EU imports of Russian fish rise by nearly 20pc despite Ukraine war
Russian exports of fish to the European Union have soared by a fifth since Vladimir Putin ordered the invasion of Ukraine, according to new trade data.
Last year, deliveries of fish increased by 18.7 per cent to 198,800 metric tons, according to the Russian Fishery Industry Association, as reported by the Moscow Times website.
The value of fish exports rose by 57.6 per cent to almost €1 billion (£878 million), Varpe reported, with the Netherlands, Poland and Germany the biggest buyers.
Russia accounted for 4.5 per cent of the EU’s 4.4 million tons of fish and seafood imports in 2022.

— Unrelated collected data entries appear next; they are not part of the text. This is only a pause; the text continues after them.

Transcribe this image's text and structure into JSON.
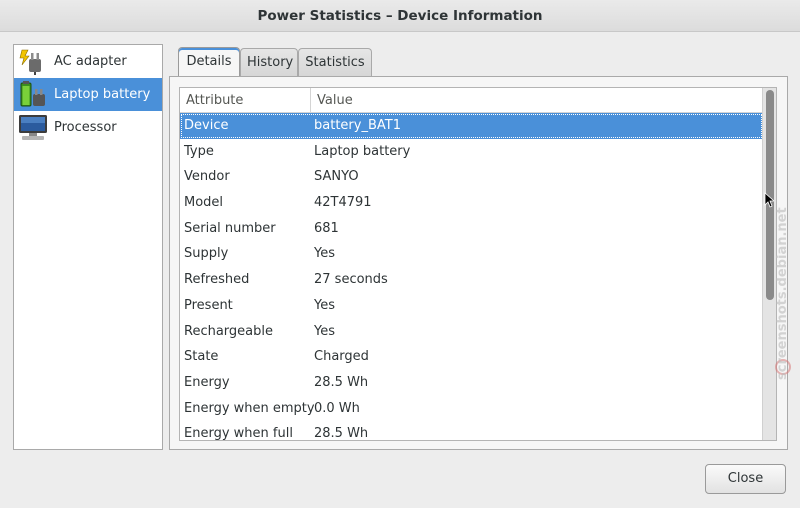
{
  "window": {
    "title": "Power Statistics – Device Information"
  },
  "devices": [
    {
      "label": "AC adapter",
      "icon": "ac-adapter-icon",
      "selected": false
    },
    {
      "label": "Laptop battery",
      "icon": "laptop-battery-icon",
      "selected": true
    },
    {
      "label": "Processor",
      "icon": "processor-icon",
      "selected": false
    }
  ],
  "tabs": [
    {
      "label": "Details",
      "active": true
    },
    {
      "label": "History",
      "active": false
    },
    {
      "label": "Statistics",
      "active": false
    }
  ],
  "table": {
    "columns": [
      "Attribute",
      "Value"
    ],
    "rows": [
      {
        "attribute": "Device",
        "value": "battery_BAT1",
        "selected": true
      },
      {
        "attribute": "Type",
        "value": "Laptop battery"
      },
      {
        "attribute": "Vendor",
        "value": "SANYO"
      },
      {
        "attribute": "Model",
        "value": "42T4791"
      },
      {
        "attribute": "Serial number",
        "value": "681"
      },
      {
        "attribute": "Supply",
        "value": "Yes"
      },
      {
        "attribute": "Refreshed",
        "value": "27 seconds"
      },
      {
        "attribute": "Present",
        "value": "Yes"
      },
      {
        "attribute": "Rechargeable",
        "value": "Yes"
      },
      {
        "attribute": "State",
        "value": "Charged"
      },
      {
        "attribute": "Energy",
        "value": "28.5 Wh"
      },
      {
        "attribute": "Energy when empty",
        "value": "0.0 Wh"
      },
      {
        "attribute": "Energy when full",
        "value": "28.5 Wh"
      }
    ]
  },
  "buttons": {
    "close_label": "Close"
  },
  "watermark": {
    "text": "screenshots.debian.net"
  },
  "colors": {
    "selection": "#4a90d9",
    "window_bg": "#ededed"
  }
}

German Zverev, president of Varpe, said the uptick in exports was likely down to wholesalers and processors increasing their stocks in anticipation of possible sanctions on the Russian fish industry.
White fish from Russia unsanctioned
The Telegraph last year reported that Britain was preparing to target Russian seafood exports with sanctions in response to Putin’s illegal invasion of Ukraine.
The report prompted fears that a third of fish and chip shops in the UK could be forced to close because of shortages of haddock and other white fish from Russia and sunflower oil from Ukraine – half of which was imported from the now war-torn nation before a Moscow-led blockade in the Black Sea.
Imports of white fish from Russia have been left unsanctioned, with food often ring-fenced from such measures, but Russian caviar has been sanctioned by both the EU and UK.
While fish imports rose, the EU’s trade with Russia has been severely impacted by the sanctions slapped on Moscow over the invasion.
Both exports and imports dropped considerably below the levels prior to the attack, according to data released by Eurostat, the EU’s data agency.
The bloc’s trade deficit with Russia peaked at €18.2 billion in March 2022 before slumping to €6 billion at the end of last year.
The value of imports from Russia fell by 53 per cent from €21.8 billion to €10.3 billion by December 2022.